Vassiliev Pavel M, Maltsev Dmitriy V, Spasov Alexander A, Perfilev Maxim A, Skripka Maria O, Kochetkov Andrey N
Laboratory for Information Technology in Pharmacology and Computer Modeling of Drugs, Research Center for Innovative Medicines, Volgograd State Medical University, 39 Novorossiyskaya Street, Volgograd 400087, Russia.
Department of Pharmacology and Bioinformatics, Volgograd State Medical University, 20 KIM Street, Volgograd 400001, Russia.
Pharmaceuticals (Basel). 2023 May 11;16(5):731. doi: 10.3390/ph16050731.
A classification consensus ensemble multitarget neural network model of the dependence of the anxiolytic activity of chemical compounds on the energy of their docking in 17 biotargets was developed. The training set included compounds thathadalready been tested for anxiolytic activity and were structurally similar to the 15 studied nitrogen-containing heterocyclic chemotypes. Seventeen biotargets relevant to anxiolytic activity were selected, taking into account the possible effect on them of the derivatives of these chemotypes. The generated model consistedof three ensembles of artificial neural networks for predicting three levels of anxiolytic activity, with sevenneural networks in each ensemble. A sensitive analysis of neurons in an ensemble of neural networks for a high level of activity made it possible to identify four biotargets ADRA1B, ADRA2A, AGTR1, and NMDA-Glut, which were the most significant for the manifestation of the anxiolytic effect. For these four key biotargets for 2,3,4,5-tetrahydro-11H-[1,3]diazepino[1,2-a]benzimidazole and [1,2,4]triazolo[3,4-a][2,3]benzodiazepine derivatives, eight monotarget pharmacophores of high anxiolytic activity were built. Superposition of monotarget pharmacophores built two multitarget pharmacophores of high anxiolytic activity, reflecting the universal features of interaction 2,3,4,5-tetrahydro-11H-[1,3]diazepino[1,2-a]benzimidazole and [1,2,4]triazolo[3,4-a][2,3]benzodiazepine derivatives with the most significant biotargets ADRA1B, ADRA2A, AGTR1, and NMDA-Glut.
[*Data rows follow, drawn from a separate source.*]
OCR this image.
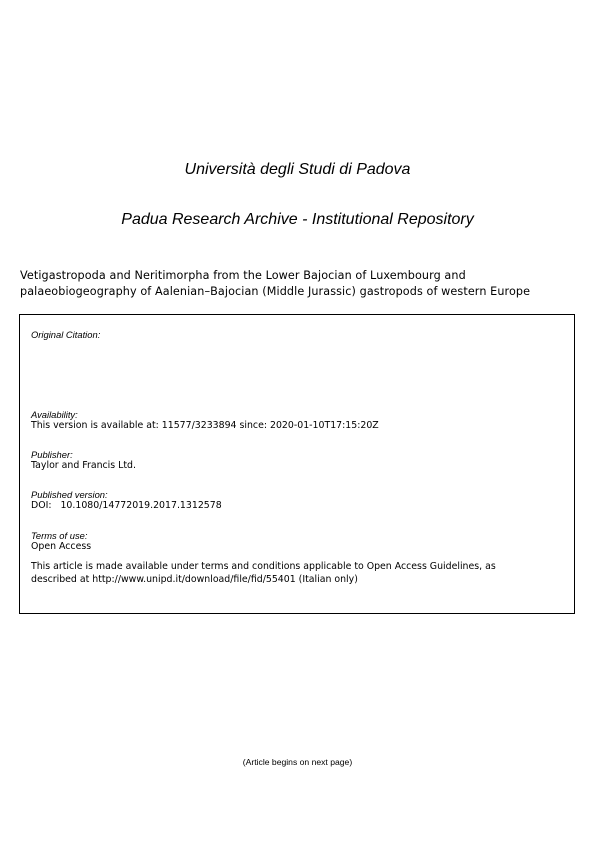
Università degli Studi di Padova
Padua Research Archive - Institutional Repository
Vetigastropoda and Neritimorpha from the Lower Bajocian of Luxembourg and
palaeobiogeography of Aalenian–Bajocian (Middle Jurassic) gastropods of western Europe
Original Citation:
Availability:
This version is available at: 11577/3233894 since: 2020-01-10T17:15:20Z
Publisher:
Taylor and Francis Ltd.
Published version:
DOI:   10.1080/14772019.2017.1312578
Terms of use:
Open Access
This article is made available under terms and conditions applicable to Open Access Guidelines, as
described at http://www.unipd.it/download/file/fid/55401 (Italian only)
(Article begins on next page)
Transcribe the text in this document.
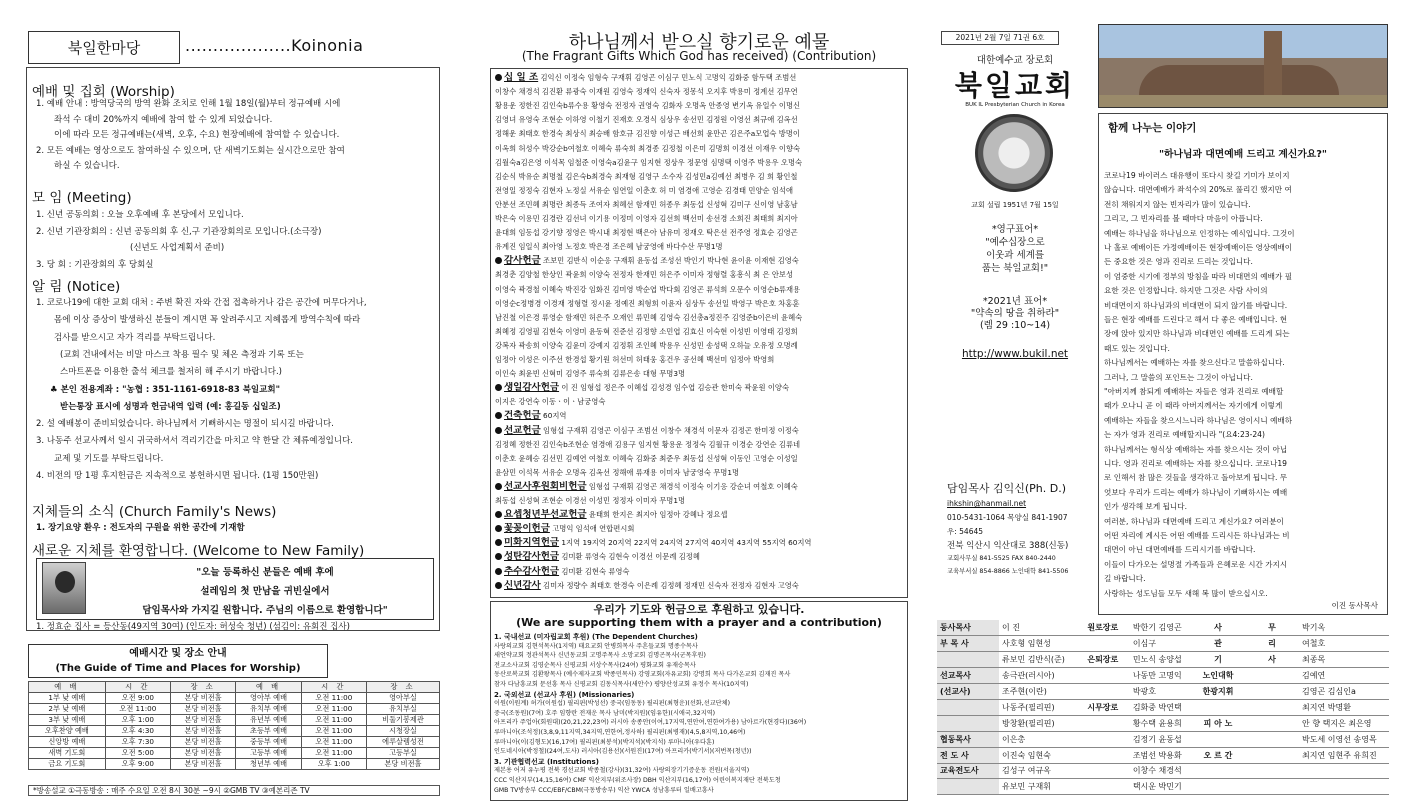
북일한마당	...................Koinonia
예배 및 집회 (Worship)
1. 예배 안내 : 방역당국의 방역 완화 조치로 인해 1월 18일(월)부터 정규예배 시에
좌석 수 대비 20%까지 예배에 참여 할 수 있게 되었습니다.
이에 따라 모든 정규예배는(새벽, 오후, 수요) 현장예배에 참여할 수 있습니다.
2. 모든 예배는 영상으로도 참여하실 수 있으며, 단 새벽기도회는 실시간으로만 참여
하실 수 있습니다.
모 임 (Meeting)
1. 신년 공동의회 : 오늘 오후예배 후 본당에서 모입니다.
2. 신년 기관장회의 : 신년 공동의회 후 신,구 기관장회의로 모입니다.(소극장)
(신년도 사업계획서 준비)
3. 당 회 : 기관장회의 후 당회실
알 림 (Notice)
1. 코로나19에 대한 교회 대처 : 주변 확진 자와 간접 접촉하거나 감은 공간에 머무다거나,
몸에 이상 증상이 발생하신 분들이 계시면 꼭 알려주시고 지혜롭게 방역수칙에 따라
검사를 받으시고 자가 격리를 부탁드립니다.
(교회 건내에서는 비말 마스크 착용 필수 및 체온 측정과 기록 또는
스마트폰을 이용한 출석 체크를 철저히 해 주시기 바랍니다.)
♣ 본인 전용계좌 : "농협 : 351-1161-6918-83 북일교회"
받는통장 표시에 성명과 헌금내역 입력 (예: 홍길동 십일조)
2. 설 예배봉이 준비되었습니다. 하나님께서 기뻐하시는 명절이 되시길 바랍니다.
3. 나동주 선교사께서 일시 귀국하셔서 격리기간을 마치고 약 한달 간 체류예정입니다.
교제 및 기도를 부탁드립니다.
4. 비전의 땅 1평 후지헌금은 지속적으로 봉헌하시면 됩니다. (1평 150만원)
지체들의 소식 (Church Family's News)
1. 장기요양 환우 : 전도자의 구원을 위한 공간에 기재함
새로운 지체를 환영합니다. (Welcome to New Family)
"오늘 등록하신 분들은 예배 후에
설레임의 첫 만남을 귀빈실에서
담임목사와 가지길 원합니다. 주님의 이름으로 환영합니다"
1. 정효순 집사 = 등산동(49지역 30여) (인도자: 허성숙 청년) (섬김이: 유회진 집사)
예배시간 및 장소 안내
(The Guide of Time and Places for Worship)
예 배	시 간	장 소	예 배	시 간	장 소
1부 낮 예배	오전 9:00	본당 비전홀	영아부 예배	오전 11:00	영아부실
2부 낮 예배	오전 11:00	본당 비전홀	유치부 예배	오전 11:00	유치부실
3부 낮 예배	오후 1:00	본당 비전홀	유년부 예배	오전 11:00	비둘기봉제관
오후찬양 예배	오후 4:30	본당 비전홀	초등부 예배	오전 11:00	시청장실
신앙방 예배	오후 7:30	본당 비전홀	중등부 예배	오전 11:00	에루살렘성전
새벽 기도회	오전 5:00	본당 비전홀	고등부 예배	오전 11:00	고등부실
금요 기도회	오후 9:00	본당 비전홀	청년부 예배	오후 1:00	본당 비전홀
*방송설교 ①극동방송 : 매주 수요일 오전 8시 30분 ~9시 ②GMB TV ③예본리존 TV
하나님께서 받으실 향기로운 예물
(The Fragrant Gifts Which God has received) (Contribution)
십 일 조 김익신 이정숙 임형숙 구재휘 김영곤 이심구 민노식 고명익 김화중 함두택 조범선
이창수 채경석 김진환 류광숙 이재원 김영숙 정재익 신숙자 정몽석 오지후 박용미 정계선 김무연
황용운 정한진 김인숙b류수용 황영숙 전정자 권영숙 김화자 오명옥 안종영 변기옥 유일수 이명신
김영녀 유영숙 조현순 이하영 이철기 진재호 오경식 심상우 송선민 김정원 이영선 최규애 김옥선
정해운 최태호 한경숙 최상식 최승배 함호규 김진향 이성근 배선희 윤만곤 김은주a모업숙 방명이
이옥희 허성수 박강순b여철호 이혜숙 류숙희 최경종 김정철 이은미 김명희 이경선 이재우 이향숙
김월숙a김은영 이석목 임철준 이영숙a김윤구 임지현 정상우 정문영 심명택 이영주 박용우 오명숙
김순식 박유순 최명철 김은숙b최경숙 최재형 김영구 소수자 김성민a김예선 최병우 김 희 황인철
전영일 정정숙 김현자 노정실 서유순 임연일 이춘호 허 미 염경애 고영순 김경태 민양순 임석애
안분선 조민혜 최명란 최종득 조여자 최혜선 함재민 허종우 최동섭 신성혁 김미구 신이영 남홍남
박은숙 이용민 김경란 김선녀 이기용 이정미 이영자 김선희 백선미 송선경 소희진 최태희 최지아
윤대희 임동섭 강기향 정영은 박시내 최정현 백은아 남유미 정재오 탁은선 전주영 정효순 김영곤
유계진 임일식 최아영 노정호 박은경 조은혜 남궁영애 바다수산 무명1명
감사헌금 조보민 김반식 이순응 구재휘 윤동섭 조성선 박인기 박나현 윤이윤 이재현 김영숙
최경춘 김양철 한상인 곽윤희 이양숙 전정자 한재민 허은주 이미자 정형렬 홍흥식 최 은 안보성
이영숙 곽경철 이혜숙 박진강 임화진 김미영 박순엽 박다회 김영곤 류석희 오문수 이영순b류재용
이영순c정병경 이경재 정형렬 정시윤 정예진 최형희 이윤자 심상두 송선일 박영구 박은호 차홍훈
남진철 이은경 류영순 함재민 허은주 오재인 류민혜 김영숙 김선총a정진주 김영준b이은비 윤혜숙
최혜정 김영필 김현숙 이영미 윤동혁 진준선 김정향 소민엽 김효신 이숙현 이성빈 이영태 김정희
강복자 곽송희 이양숙 김윤미 강예지 김정휘 조인혜 박용우 신성민 송성택 오하늘 오유정 오명례
임정아 이성은 이주선 한경섭 황기원 허선미 허태웅 홍건우 공선혜 백선미 임정아 박영희
이인숙 최윤빈 신혁미 김영주 류숙희 김류은송 대형 무명3명
생일감사헌금 이 진 임형섭 정은주 이혜섭 김성경 임수엽 김승관 한미숙 곽윤원 이양숙
이지은 강연숙 이동ㆍ이ㆍ남궁영숙
건축헌금 60지역
선교헌금 임형섭 구재휘 김영곤 이심구 조범선 이창수 채경석 이문자 김정곤 한미정 이정숙
김정혜 정한진 김인숙b조현순 염경애 김용구 임지현 황용운 정정숙 김월규 이경순 강연순 김류네
이춘호 윤혜승 김선민 김예연 여철호 이혜숙 김화중 최준우 최동섭 신성혁 이동인 고영순 이성일
윤삼민 이석목 서유순 오명옥 김옥선 정해애 류재용 이미자 남궁영숙 무명1명
선교사후원회비헌금 임형섭 구재휘 김영곤 채경석 이정숙 이기응 강순녀 여철호 이혜숙
최동섭 신성혁 조현순 이경선 이성민 정정자 이미자 무명1명
요셉청년부선교헌금 윤태희 한지은 최지아 임정아 강혜나 정요셉
꽃꽂이헌금 고명익 임석애 연합편시회
미화지역헌금 1지역 19지역 20지역 22지역 24지역 27지역 40지역 43지역 55지역 60지역
성탄감사헌금 김미환 류영숙 김현숙 이경선 이문례 김정혜
추수감사헌금 김미환 김현숙 류영숙
신년감사 김미자 정량수 최태호 한경숙 이은례 김정혜 정재민 신숙자 전정자 김현자 고영숙
우리가 기도와 헌금으로 후원하고 있습니다.
(We are supporting them with a prayer and a contribution)
1. 국내선교 (미자립교회 후원) (The Dependent Churches)
사랑의교회 김현석목사(1지역) 태요교회 안병희목사 주흔들교회 명종수목사
새언약교회 정관석목사 신년동교회 고명주목사 소망교회 김명곤목사(군목후원)
전교소사교회 김영순목사 신평교회 서상수목사(24여) 평화교회 유재승목사
동산로복교회 김환왕목사 (예수제자교회 박종민목사) 강영교회(자유교회) 강명희 목사 다가온교회 김재진 목사
참자 다남흥교회 문선흥 목사 신평교회 김동식목사(새안수) 평양산성교회 유정수 목사(10지역)
2. 국외선교 (선교사 후원) (Missionaries)
이원(이원계) 허가(이원섭) 필리핀(박성선) 중국(임동동) 필리핀(최형운)(선화,선교단체)
중국(조동원)(7여) 호주 임향란 전재운 목사 남미(박지원)(임유한)(시애국,32지역)
아프리카 주업아(회원대)(20,21,22,23여) 러시아 송종안(이여,17지역,연안여,연한여가용) 남아르카(현경다)(36여)
루마니아(조석정)(3,8,9,11지역,34지역,연한여,정사하) 필리핀(최병재)(4,5,8지역,10,46여)
루마니아(이(김형도)(16,17여) 필리핀(최봉석)(박지석)(박지석) 루마니아(우다훈)
인도네시아(박정철)(24여,도사) 러시아(김용선)(서원진)(17여) 아프리카(박기서)(저번목(청년))
3. 기관협력선교 (Institutions)
제본용 어저 유누평 전북 경선교회 박종철(강사)(31,32여) 사랑의장기기증운동 전원(서울지역)
CCC 익산지부(14,15,16여) CMF 익산지부(위조사장) DBH 익산지부(16,17여) 어린이복지재단 전북도청
GMB TV방송부 CCC/EBF/CBM(극동방송부) 익산 YWCA 성남흥루터 일배고흥사
2021년 2월 7일 71권 6호
대한예수교 장로회
북일교회
BUK IL Presbyterian Church in Korea
교회 설립 1951년 7월 15일
*영구표어*
"예수십장으로
이웃과 세계를
품는 북일교회!"
*2021년 표어*
"약속의 땅을 취하라"
(렘 29 :10~14)
http://www.bukil.net
담임목사 김익신(Ph. D.)
ihkshin@hanmail.net
010-5431-1064 목양실 841-1907
우: 54645
전북 익산시 익산대로 388(신동)
교회사무실 841-5525 FAX 840-2440
교육부서실 854-8866 노인대학 841-5506
함께 나누는 이야기
"하나님과 대면예배 드리고 계신가요?"
코로나19 바이러스 대유행이 또다시 찾길 기미가 보이지
않습니다. 대면예배가 좌석수의 20%로 풀리긴 했지만 여
전히 채워지지 않는 빈자리가 많이 있습니다.
그리고, 그 빈자리를 볼 때마다 마음이 아픕니다.
예배는 하나님을 하나님으로 인정하는 예식입니다. 그것이
나 홀로 예배이든 가정예배이든 현장예배이든 영상예배이
든 중요한 것은 영과 진리로 드리는 것입니다.
이 엄중한 시기에 정부의 방침을 따라 비대면의 예배가 필
요한 것은 인정합니다. 하지만 그것은 사람 사이의
비대면이지 하나님과의 비대면이 되지 않기를 바랍니다.
들은 현장 예배를 드린다고 해서 다 좋은 예배입니다. 현
장에 앉아 있지만 하나님과 비대면인 예배를 드리게 되는
때도 있는 것입니다.
하나님께서는 예배하는 자를 찾으신다고 말씀하십니다.
그러나, 그 말씀의 포인트는 그것이 아닙니다.
"아버지께 참되게 예배하는 자들은 영과 진리로 예배할
때가 오나니 곧 이 때라 아버지께서는 자기에게 이렇게
예배하는 자들을 찾으시느니라 하나님은 영이시니 예배하
는 자가 영과 진리로 예배할지니라 "(요4:23-24)
하나님께서는 형식상 예배하는 자를 찾으시는 것이 아닙
니다. 영과 진리로 예배하는 자를 찾으십니다. 코로나19
로 인해서 참 많은 것들을 생각하고 돌아보게 됩니다. 무
엇보다 우리가 드리는 예배가 하나님이 기뻐하시는 예배
인가 생각해 보게 됩니다.
여러분, 하나님과 대면예배 드리고 계신가요? 여러분이
어떤 자리에 계시든 어떤 예배를 드리시든 하나님과는 비
대면이 아닌 대면예배를 드리시기를 바랍니다.
이들이 다가오는 설명절 가족들과 은혜로운 시간 가지시
길 바랍니다.
사랑하는 성도님들 모두 새해 복 많이 받으십시오.
이진 동사목사
동사목사	이 진	원로장로	박한기 김영곤	사	무	박기옥
부 목 사	사호형 임현성		이심구	관	리	여철호
	류보민 김반식(준)	은퇴장로	민노식 송양섭	기	사	최종목
선교목사	송극관(러시아)		나동만 고명익	노인대학		김예연
(선교사)	조주현(이란)		박광호	한광지휘		김영곤 김심인a
	나동주(필리핀)	시무장로	김화중 박연택			최지연 박명환
	방창환(필리핀)		황수택 윤용희	피 아 노		안 향 택지은 최은영
협동목사	이은총		김정기 윤동섭			박도세 이영선 송영목
전 도 사	이진숙 임현숙		조범선 박용화	오 르 간		최지연 임현주 유희진
교육전도사	김성구 여규옥		이창수 채경석			
	유보민 구재휘		택시운 박민기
建立了一种分类共识集成多目标神经网络模型,用于研究化合物的抗焦虑活性与其在17种生物靶点中的对接能量之间的依赖关系。训练集包括已经测试过抗焦虑活性且在结构上与15种研究的含氮杂环化学类型相似的化合物。考虑到这些化学类型衍生物对它们可能产生的影响,选择了17种与抗焦虑活性相关的生物靶点。生成的模型由三组人工神经网络组成,用于预测抗焦虑活性的三个水平,每组有七个神经网络。对神经网络组中高活性水平的神经元进行敏感性分析,从而确定了四个生物靶点ADRA1B、ADRA2A、AGTR1和NMDA - Glut,它们对抗焦虑作用的表现最为重要。针对2,3,4,5 - 四氢 - 11H - [1,3]二氮杂卓并[1,2 - a]苯并咪唑和[1,2,4]三唑并[3,4 - a][2,3]苯并二氮杂卓衍生物的这四个关键生物靶点,构建了八个高抗焦虑活性的单靶点药效团。单靶点药效团的叠加构建了两个高抗焦虑活性的多靶点药效团,反映了2,3,4,5 - 四氢 - 11H - [1,3]二氮杂卓并[1,2 - a]苯并咪唑和[1,2,4]三唑并[3,4 - a][2,3]苯并二氮杂卓衍生物与最重要的生物靶点ADRA1B、ADRA2A、AGTR1和NMDA - Glut相互作用的普遍特征。